Apple’s Tim Cook confirms self-driving car plans
Share this with Facebook
Share this with Twitter
Share this with Messenger
Share this with Messenger
Share this with
These are outward links and will open in a fresh window
Share this with Facebook
Share this with Messenger
Share this with Messenger
Share this with Twitter
Share this with Pinterest
Share this with WhatsApp
Share this with LinkedIn
These are outer links and will open in a fresh window
Close share panel
Apple’s chief executive has confirmed it is developing a self-driving car system.
But Tim Cook indicated that it is too soon to say whether it would license the tech to other carmakers or attempt to build its own vehicles.
His interview with the Bloomberg news agency yielded his most detailed comments about the project to date.
There had also been leaked details of a switch in leadership of the car team, with veteran hardware specialist Bob Mansfield reportedly put in charge last year, as well as pics of test vehicles being published on rumour sites.
"We’re focusing on autonomous systems and clearly one purpose of autonomous systems is self-driving cars – there are others," Mr Cook told Bloomberg.
"And we sort of see it as the the mother of all AI [artificial intelligence] projects.
"It’s very likely one of the most difficult AI projects to work on.
"We’ll see where it takes us. We’re not telling from a product point of view where it will take us, but we are being straightforward that it’s a core technology that we view as very significant."
He added that the rise of AI, electrified vehicles and ride-sharing introduced an chance.
"There is a major disruption looming," he said.
"You’ve got kind of three vectors of switch happening generally in the same timeframe."
Apple invested $1bn (£785m) in China’s ride-hailing service Didi Chuxing last year.
The publication of the interview coincides with an announcement by General Motors that it has finished production of one hundred thirty self-driving Chevrolet Bolt cars at a factory in Michigan.
It intends to embark testing them in San Francisco and Scottsdale, Arizona, in conjunction with the ride-hailing hard Lyft next month,
Jaguar Land Rover also exposed plans this week to test self-driving cars with Lyft in the future.

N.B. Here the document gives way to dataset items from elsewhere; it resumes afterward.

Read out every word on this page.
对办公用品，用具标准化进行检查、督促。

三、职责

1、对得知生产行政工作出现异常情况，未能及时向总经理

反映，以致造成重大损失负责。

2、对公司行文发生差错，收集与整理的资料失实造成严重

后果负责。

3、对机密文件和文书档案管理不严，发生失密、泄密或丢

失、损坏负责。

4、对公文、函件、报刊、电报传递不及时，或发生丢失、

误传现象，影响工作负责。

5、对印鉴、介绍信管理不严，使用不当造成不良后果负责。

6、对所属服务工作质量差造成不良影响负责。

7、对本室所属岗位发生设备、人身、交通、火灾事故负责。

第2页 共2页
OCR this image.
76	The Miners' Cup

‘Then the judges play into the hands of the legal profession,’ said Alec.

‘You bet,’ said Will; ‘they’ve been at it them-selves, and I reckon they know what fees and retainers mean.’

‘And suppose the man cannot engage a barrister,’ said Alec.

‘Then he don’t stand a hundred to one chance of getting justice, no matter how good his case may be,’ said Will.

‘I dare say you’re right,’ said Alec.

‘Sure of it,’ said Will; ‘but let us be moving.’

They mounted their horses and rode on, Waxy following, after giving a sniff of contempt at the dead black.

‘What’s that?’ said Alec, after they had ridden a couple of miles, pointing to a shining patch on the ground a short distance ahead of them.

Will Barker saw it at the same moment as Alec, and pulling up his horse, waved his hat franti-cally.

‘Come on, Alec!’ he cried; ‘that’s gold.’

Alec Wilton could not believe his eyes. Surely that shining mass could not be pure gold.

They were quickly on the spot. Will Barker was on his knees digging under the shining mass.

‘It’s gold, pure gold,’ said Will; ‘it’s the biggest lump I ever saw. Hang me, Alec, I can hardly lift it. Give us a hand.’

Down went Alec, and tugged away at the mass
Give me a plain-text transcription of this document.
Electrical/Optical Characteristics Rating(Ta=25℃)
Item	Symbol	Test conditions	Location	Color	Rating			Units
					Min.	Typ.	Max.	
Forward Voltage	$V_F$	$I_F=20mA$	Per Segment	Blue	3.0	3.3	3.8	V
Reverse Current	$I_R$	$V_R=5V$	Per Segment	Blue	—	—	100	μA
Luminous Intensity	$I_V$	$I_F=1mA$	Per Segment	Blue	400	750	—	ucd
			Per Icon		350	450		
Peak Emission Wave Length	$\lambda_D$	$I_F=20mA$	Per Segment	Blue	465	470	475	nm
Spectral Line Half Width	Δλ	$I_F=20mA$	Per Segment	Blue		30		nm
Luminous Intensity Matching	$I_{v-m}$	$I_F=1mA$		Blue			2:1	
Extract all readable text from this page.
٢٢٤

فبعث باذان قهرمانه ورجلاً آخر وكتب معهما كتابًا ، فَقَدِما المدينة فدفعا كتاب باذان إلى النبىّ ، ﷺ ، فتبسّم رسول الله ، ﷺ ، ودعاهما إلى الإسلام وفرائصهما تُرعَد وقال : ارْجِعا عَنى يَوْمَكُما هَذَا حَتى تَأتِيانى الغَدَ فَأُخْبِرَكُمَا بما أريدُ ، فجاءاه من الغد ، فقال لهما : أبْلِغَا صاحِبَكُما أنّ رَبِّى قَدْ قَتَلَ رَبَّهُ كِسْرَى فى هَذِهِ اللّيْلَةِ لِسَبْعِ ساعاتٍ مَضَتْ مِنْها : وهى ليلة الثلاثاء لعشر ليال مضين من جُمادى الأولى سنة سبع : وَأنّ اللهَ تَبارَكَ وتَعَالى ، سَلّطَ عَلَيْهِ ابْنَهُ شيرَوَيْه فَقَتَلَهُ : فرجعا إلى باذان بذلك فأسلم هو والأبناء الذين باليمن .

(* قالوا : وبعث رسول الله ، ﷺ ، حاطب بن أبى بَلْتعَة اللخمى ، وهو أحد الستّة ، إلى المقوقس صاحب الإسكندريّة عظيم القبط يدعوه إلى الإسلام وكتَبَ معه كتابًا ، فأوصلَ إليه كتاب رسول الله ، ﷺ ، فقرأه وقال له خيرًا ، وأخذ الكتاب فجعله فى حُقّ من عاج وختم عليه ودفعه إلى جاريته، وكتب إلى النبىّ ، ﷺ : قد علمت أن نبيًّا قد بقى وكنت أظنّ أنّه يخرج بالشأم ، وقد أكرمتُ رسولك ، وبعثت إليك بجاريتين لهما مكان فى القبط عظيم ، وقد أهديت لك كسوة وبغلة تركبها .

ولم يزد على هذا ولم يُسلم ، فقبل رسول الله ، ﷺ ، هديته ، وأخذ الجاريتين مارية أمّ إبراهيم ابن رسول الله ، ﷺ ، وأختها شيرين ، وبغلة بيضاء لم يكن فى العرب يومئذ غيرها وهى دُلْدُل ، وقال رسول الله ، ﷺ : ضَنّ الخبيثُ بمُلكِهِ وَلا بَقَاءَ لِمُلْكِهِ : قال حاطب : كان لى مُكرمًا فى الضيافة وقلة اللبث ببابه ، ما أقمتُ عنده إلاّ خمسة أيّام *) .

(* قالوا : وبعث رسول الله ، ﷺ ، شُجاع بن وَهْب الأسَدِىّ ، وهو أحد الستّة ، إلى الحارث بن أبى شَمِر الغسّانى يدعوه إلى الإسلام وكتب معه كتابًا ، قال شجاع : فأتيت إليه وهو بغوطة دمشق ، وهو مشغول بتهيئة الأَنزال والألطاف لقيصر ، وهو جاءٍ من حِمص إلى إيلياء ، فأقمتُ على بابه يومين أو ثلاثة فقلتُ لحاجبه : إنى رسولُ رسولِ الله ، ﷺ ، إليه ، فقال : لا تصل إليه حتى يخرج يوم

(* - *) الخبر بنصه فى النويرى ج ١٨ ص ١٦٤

Meantime, Audi has begun taunting a July expose of a fresh car – the A8 – that will introduce semi-autonomous features of its own.
"It’s still very unclear who is going to come out on top in this space," commented Jim Holder, editorial director of Autocar magazine.
"There has been a period of about five years in which car companies and tech companies have been dancing around each other being very wary of the other’s motivations.
"Now it looks like they have realised they have to get into bed together to succeed.
"Apple shows up not to have an appetite to get into the carmaking business, which is famously low profit margin and high investment. But it can succeed by being a supplier and doing what it does best, which is working to seven-month cycles, while the car industry is more used to working on a seven-year cycle to produce a vehicle."